Lowdown: Much ado about Shakespeare’s world but not much ado about Shakespeare.
For the record, I don’t care much for Shakespeare. Sure, I understand the importance of his work and its cultural value, but please do not expect me to enjoy plays I can’t understand even when subtitles are employed. What I am trying to say here is simply this: I did not read Shakespeare, a biography of the famous playwright, because of what I think about William; I read it because it was a book written by Bill Bryson, one of my favorite authors, and when a new Bryson is out I get it.
Even before starting reading Shakespeare I couldn’t help noticing the relative thinness of the book. At around 200 well spaced pages, we are not talking thickest book ever league here by all accounts and especially by the Bryson account. Indeed, as you read the book, you quickly realize why this is the case: we hardly have any data about Shakespeare the person. We know basic stuff about his real estate deals and shows he had before the monarchy and his tax avoidance schemes, but that’s it; not many facts to fill up a book with.
The way Bryson addresses this problem in order to still manage writing a book about a person on which we know next to nothing is interesting. Instead of telling us much about Shakespeare, Bryson tells us a lot about his environment. The result is that by reading Bryson’s Shakespeare I managed to learn a lot about the lifestyle during Shakespeare’s time: I didn’t realize, for example, just how bad things were at the time with the plague; I thought that was over and done with by Shakespeare’s time.
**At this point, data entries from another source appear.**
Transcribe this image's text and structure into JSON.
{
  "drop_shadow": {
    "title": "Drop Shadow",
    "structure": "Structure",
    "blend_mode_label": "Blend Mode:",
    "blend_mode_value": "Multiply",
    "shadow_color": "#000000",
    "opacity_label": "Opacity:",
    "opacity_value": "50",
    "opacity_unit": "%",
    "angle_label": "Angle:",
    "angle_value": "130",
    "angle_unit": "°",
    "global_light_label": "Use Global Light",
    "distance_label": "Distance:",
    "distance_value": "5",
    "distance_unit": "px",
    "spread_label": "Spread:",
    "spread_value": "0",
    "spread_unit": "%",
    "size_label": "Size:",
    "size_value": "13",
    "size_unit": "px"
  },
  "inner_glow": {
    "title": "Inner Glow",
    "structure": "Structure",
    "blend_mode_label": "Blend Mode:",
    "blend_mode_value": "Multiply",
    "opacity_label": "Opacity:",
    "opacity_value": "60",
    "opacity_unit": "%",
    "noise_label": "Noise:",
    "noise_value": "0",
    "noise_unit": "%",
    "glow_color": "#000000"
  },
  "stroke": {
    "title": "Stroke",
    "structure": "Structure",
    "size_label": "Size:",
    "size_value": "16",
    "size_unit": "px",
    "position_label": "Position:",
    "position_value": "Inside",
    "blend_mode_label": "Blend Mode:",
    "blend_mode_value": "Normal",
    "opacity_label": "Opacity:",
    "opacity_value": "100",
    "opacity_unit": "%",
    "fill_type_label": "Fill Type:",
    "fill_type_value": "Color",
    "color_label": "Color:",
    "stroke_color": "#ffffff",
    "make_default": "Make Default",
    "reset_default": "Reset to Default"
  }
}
I didn’t realize that the meat eaten by most of the people at the time was meat we wouldn’t even dream of eating – stuff like, say, storks; in fact, it’s quite interesting to ponder just why our choices of meats have become the way they are. I got to learn a lot about how London, one of my favorite cities (don’t know about living there, though) was like at the time and what leftovers from Shakespeare’s time I got to see in my travels there. And I also got to learn a lot about the main power source behind most of the more eventful events back at Shakespeare’s time, religion, and namely the fight between Protestants and Catholics and its ensuing side effects – like the minor affair with the Spanish Armada. With more than half of the book devoted to the background Shakespeare has operated from, you can argue that you know a lot about him even if you don’t know much about him; and given that the story is told by Bill Bryson, a writer who knows how to convey facts in an interesting and readable way that makes you laugh from time to time, the background part of the book is surprisingly interesting.
Things, however, are not always that good for Shakespeare the book. There is a dark side to Bill Bryson: As has been revealed in his books about the English language, The Mother Tongue and Made in America, Bryson has the potential to become quite boring with his tedious analysis of the mundanely boring. In the past it used to be words, and in Shakespeare it is to do with trying to learn about Shakespeare through his plays; quickly enough, we go down to the level of words analysis, and for 50 pages or so I was wishing I was reading another book. Granted, Bryson means well; it’s just that his love for English can too easily get the better of him.
One mystery Bryson’s Shakespeare seems to have solved for me is the mystery of Shakespeare’s identity. By reviewing the various conspiracy theories concerning who was truly behind the plays on a historical timeline and through the analysis of the claims, Bryson shows us pretty quickly – and very entertainingly – how facts are the most missing element of those theories. As in the case of religion, the various conspiracy theorists never let the truth get in the way of their wishful thinking, even if that wishful thinking was pretty limited in its scope; and as is the case with religion, we cannot really verify from where we are now whether Shakespeare was indeed the person behind the plays we know, but what we can tell is that the various conspiracy theories are very unlikely to be even remotely true.
Overall: For a review of what is by now a forgotten era, Shakespeare is not a bad read at all. The final score depends on your view about the balance between interesting background reviews vs. the tedious language analysis; I would go with 3 out of 5 stars.